Reviewed by Dennis Schwartz
The Swedish-born filmmaker based in Poland, Magnus von Horn (“The Here After”), who attended film school in Poland, shoots this social conscience film in Warsaw.
It opens at a Warsaw shopping mall, where the attractive blonde, the 30-year-old social media star and popular fitness instructor Sylwia Zajac (Magdalena Kolesnik) is doing an in-person aerobics demonstration of her workout video called Sweat (also the film’s title). Her admirers in the crowd want to be fit like her, as they go along doing the exercises as she does them in the demo.
The idol has touched her followers. She is someone they look up to as a goddess who has inspired them to keep fit. The always smiling Sylwia in public is a workaholic, who behind her public image leads a lonely life living alone in a luxury apartment, with her sole companion Jackson (a Jack Russell Terrier). She barely notices her handsome assistant Klaudiusz (Julian Sciezewski), who pines for her, and the others who crave for her. The filmmaker paints her as someone who has successfully built a brand name (with 600,000 followers on Instagram she regularly keeps in touch with) and is a highly paid video-maker and an endorsement hog.

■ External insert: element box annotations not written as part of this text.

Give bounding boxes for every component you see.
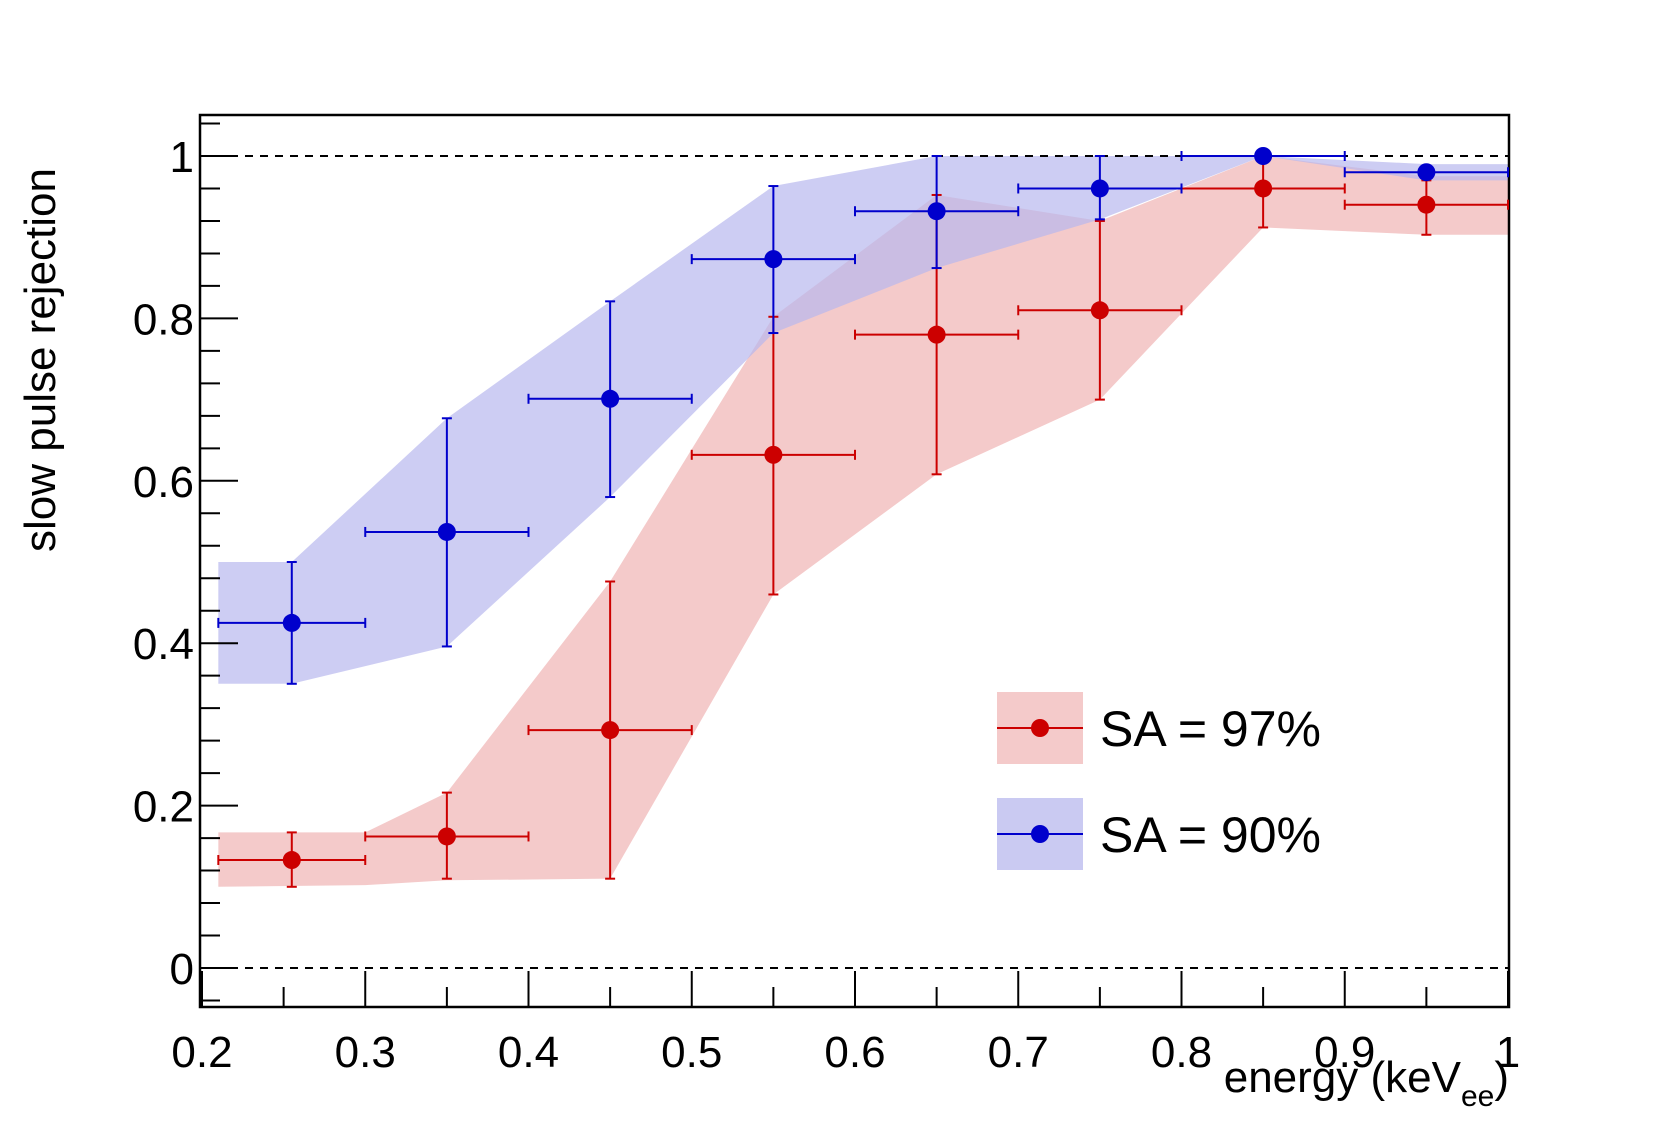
x-tick-label: 0.9 xyxy=(1314,1028,1375,1077)
data-point xyxy=(282,613,301,632)
data-point xyxy=(437,522,456,541)
data-point xyxy=(927,202,946,221)
band-series-2 xyxy=(218,156,1509,684)
y-tick-label: 1 xyxy=(170,133,194,182)
data-point xyxy=(1090,179,1109,198)
x-tick-label: 0.2 xyxy=(171,1028,232,1077)
legend-marker xyxy=(1031,719,1049,737)
x-axis-title: energy (keVee) xyxy=(1224,1053,1509,1113)
x-tick-label: 0.7 xyxy=(988,1028,1049,1077)
legend-label: SA = 97% xyxy=(1100,701,1321,757)
legend-entry-1: SA = 97% xyxy=(997,692,1321,764)
data-point xyxy=(1254,147,1273,165)
x-tick-label: 0.5 xyxy=(661,1028,722,1077)
legend-label: SA = 90% xyxy=(1100,807,1321,863)
legend-entry-2: SA = 90% xyxy=(997,798,1321,870)
y-tick-label: 0.8 xyxy=(133,295,194,344)
data-point xyxy=(282,851,301,870)
data-point xyxy=(764,250,783,269)
legend: SA = 97% SA = 90% xyxy=(997,692,1321,870)
data-point xyxy=(601,389,620,408)
axes: 0.2 0.3 0.4 0.5 0.6 0.7 0.8 0.9 1 0 0.2 0.4 0.6 0.8 1 xyxy=(133,113,1520,1077)
data-point xyxy=(1417,195,1436,214)
data-point xyxy=(1254,179,1273,198)
y-tick-label: 0.4 xyxy=(133,620,194,669)
data-point xyxy=(437,827,456,846)
band-series-1 xyxy=(218,156,1509,887)
data-point xyxy=(601,721,620,740)
data-points xyxy=(217,147,1509,888)
x-axis-title-main: energy (keV xyxy=(1224,1053,1462,1102)
x-tick-label: 0.4 xyxy=(498,1028,559,1077)
y-tick-label: 0.2 xyxy=(133,783,194,832)
x-tick-label: 1 xyxy=(1496,1028,1520,1077)
x-axis-title-close: ) xyxy=(1494,1053,1509,1102)
x-tick-label: 0.6 xyxy=(824,1028,885,1077)
series-2 xyxy=(217,147,1509,685)
uncertainty-bands xyxy=(218,156,1509,887)
x-tick-label: 0.3 xyxy=(335,1028,396,1077)
data-point xyxy=(764,445,783,464)
data-point xyxy=(1090,301,1109,320)
y-tick-label: 0 xyxy=(170,945,194,994)
data-point xyxy=(927,325,946,344)
x-axis-title-subscript: ee xyxy=(1461,1080,1494,1113)
data-point xyxy=(1417,163,1436,182)
y-tick-label: 0.6 xyxy=(133,458,194,507)
y-axis-title: slow pulse rejection xyxy=(16,168,65,552)
legend-marker xyxy=(1031,825,1049,843)
x-tick-label: 0.8 xyxy=(1151,1028,1212,1077)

But she is unable to make a real connection with others, and is an example of the loneliness that results from leading a busy lifestyle and unable to relate intimately with others–hiding from others her unhappiness.
The film stays on message about its fitness guru, as it shows her in close-ups running on a treadmill or working a crowd with canned motivational speeches.
The actress captures the struggle we all face when seduced by superficial contemporary demands from places like social media. The film comes across as a compelling character study, one that delivers no particular thrills or suspense or shocks. It just tells a solid story by a filmmaker who gives us an intense look at a popular fitness guru without trying to falsely glamorize her.